Abstract: | Telecommunication operators play a vital role in connecting individuals and businesses worldwide, facilitating seamless communication and adopting global connectivity. However, the telecommunications industry is vulnerable to various malicious activities and challenges by fraudsters seeking to exploit weaknesses in the system. One such form of fraud that has emerged as a significant challenge for telecom operators is SIM-box fraud.

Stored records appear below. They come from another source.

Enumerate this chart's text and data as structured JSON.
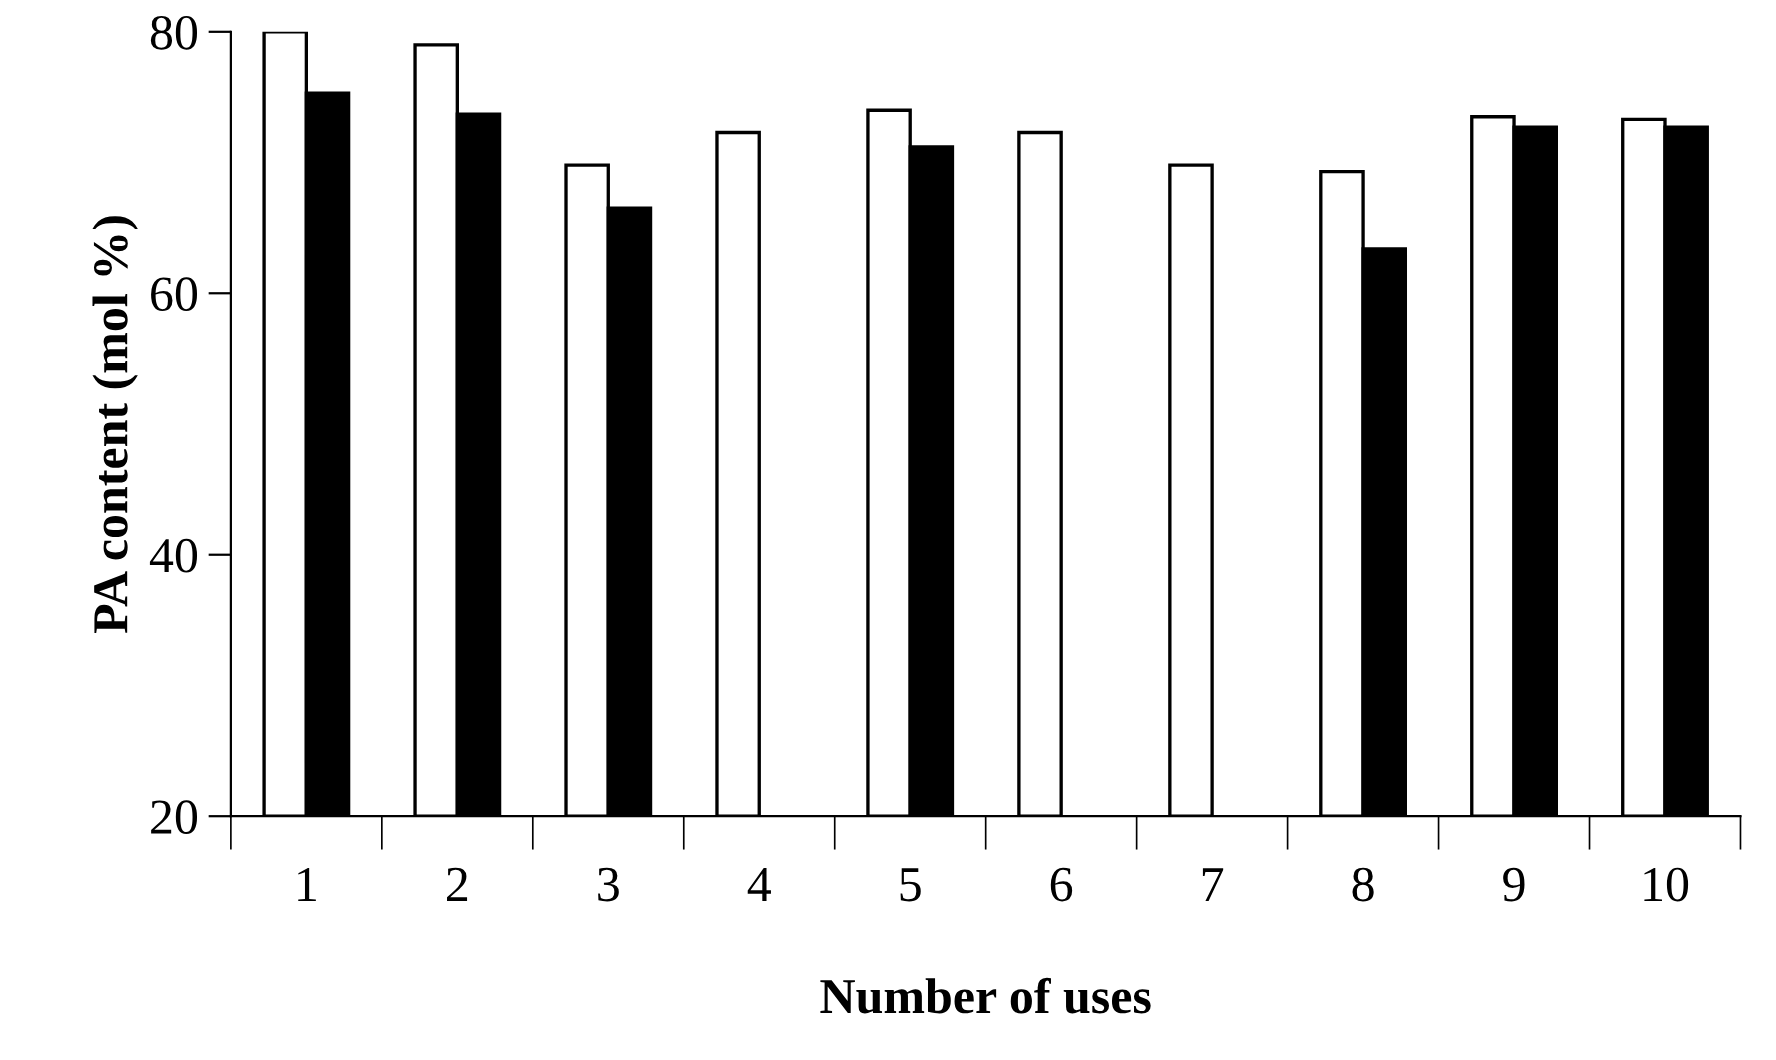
{
  "chart_data": {
    "type": "bar",
    "xlabel": "Number of uses",
    "ylabel": "PA content (mol %)",
    "categories": [
      "1",
      "2",
      "3",
      "4",
      "5",
      "6",
      "7",
      "8",
      "9",
      "10"
    ],
    "series": [
      {
        "color": "#ffffff",
        "values": [
          80,
          79,
          69.8,
          72.3,
          74,
          72.3,
          69.8,
          69.3,
          73.5,
          73.3
        ]
      },
      {
        "color": "#000000",
        "values": [
          75.3,
          73.7,
          66.5,
          null,
          71.2,
          null,
          null,
          63.4,
          72.7,
          72.7
        ]
      }
    ],
    "ylim": [
      20,
      80
    ],
    "yticks": [
      20,
      40,
      60,
      80
    ],
    "grid": false,
    "legend": false
  }
}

This thesis work is targeted to develop a model that helps to detect SIM-box fraudulent subscribers in a near real-time manner. To achieve this, we have set up API integration with Ethio telecom CRM and CBS environment to retrieve call detail record flat files (textual DB) on an hourly basis. Then, we developed a function using ASP.net C# that enables us to preprocess the textual raw data and store it in a database that has been configured using an SQL server to store call detail records, voice, SMS, and Data tuples.
SQL view has been created that joins the CDR, Voice, SMS, and Data tables to combine all the required attributes in one place to facilitate further data analysis. Next, we aggregated different tuples using SQL query and created a C# function that can derive additional attributes that help to track the behaviors of available calls. Once, we analyzed and compiled data of call detail records that incorporate the Voice, SMS, and Data utilization of each subscriber, we split the dataset into 1_hour, 1_day, and 7_day datasets and fed them into selected machine learning algorithms.

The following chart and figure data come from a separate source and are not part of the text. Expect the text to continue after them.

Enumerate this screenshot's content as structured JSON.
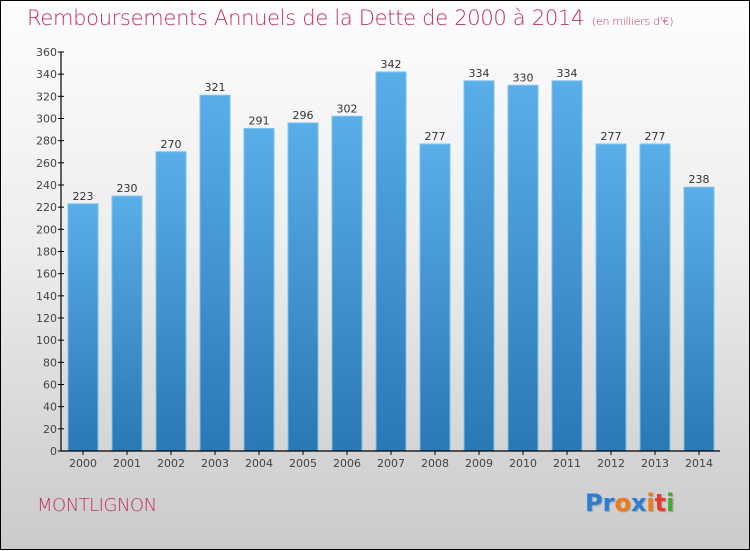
{
  "chart_data": {
    "type": "bar",
    "title": "Remboursements Annuels de la Dette de 2000 à 2014",
    "unit_note": "(en milliers d'€)",
    "categories": [
      "2000",
      "2001",
      "2002",
      "2003",
      "2004",
      "2005",
      "2006",
      "2007",
      "2008",
      "2009",
      "2010",
      "2011",
      "2012",
      "2013",
      "2014"
    ],
    "values": [
      223,
      230,
      270,
      321,
      291,
      296,
      302,
      342,
      277,
      334,
      330,
      334,
      277,
      277,
      238
    ],
    "xlabel": "",
    "ylabel": "",
    "ylim": [
      0,
      360
    ],
    "yticks": [
      0,
      20,
      40,
      60,
      80,
      100,
      120,
      140,
      160,
      180,
      200,
      220,
      240,
      260,
      280,
      300,
      320,
      340,
      360
    ],
    "grid": false,
    "legend": "none",
    "bar_color_top": "#5aaee8",
    "bar_color_bottom": "#2a78b4"
  },
  "footer": {
    "city": "MONTLIGNON",
    "logo_letters": [
      {
        "char": "P",
        "color": "#2a7fd4"
      },
      {
        "char": "r",
        "color": "#2a7fd4"
      },
      {
        "char": "o",
        "color": "#f07a1a"
      },
      {
        "char": "x",
        "color": "#2a7fd4"
      },
      {
        "char": "i",
        "color": "#f07a1a"
      },
      {
        "char": "t",
        "color": "#e83a2a"
      },
      {
        "char": "i",
        "color": "#4aa830"
      }
    ]
  },
  "colors": {
    "title": "#c0305e",
    "axis": "#000000"
  }
}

Finally, we experimented by feeding the preprocessed, aggregated, and analyzed dataset to machine learning algorithms of Random Forest (RF), Support Vector Machine (SVM), and Neural Network (NN) algorithms using sci-kit-learn (sklearn) python library and 100% accuracy has recorded in RF and NN algorithms in all 1_Hour, 1_Day and 7_Day datasets. Hence, we have concluded that with a good CDR analysis engine or module, RF, and NN can effectively identify possible fraudulent subscribers. |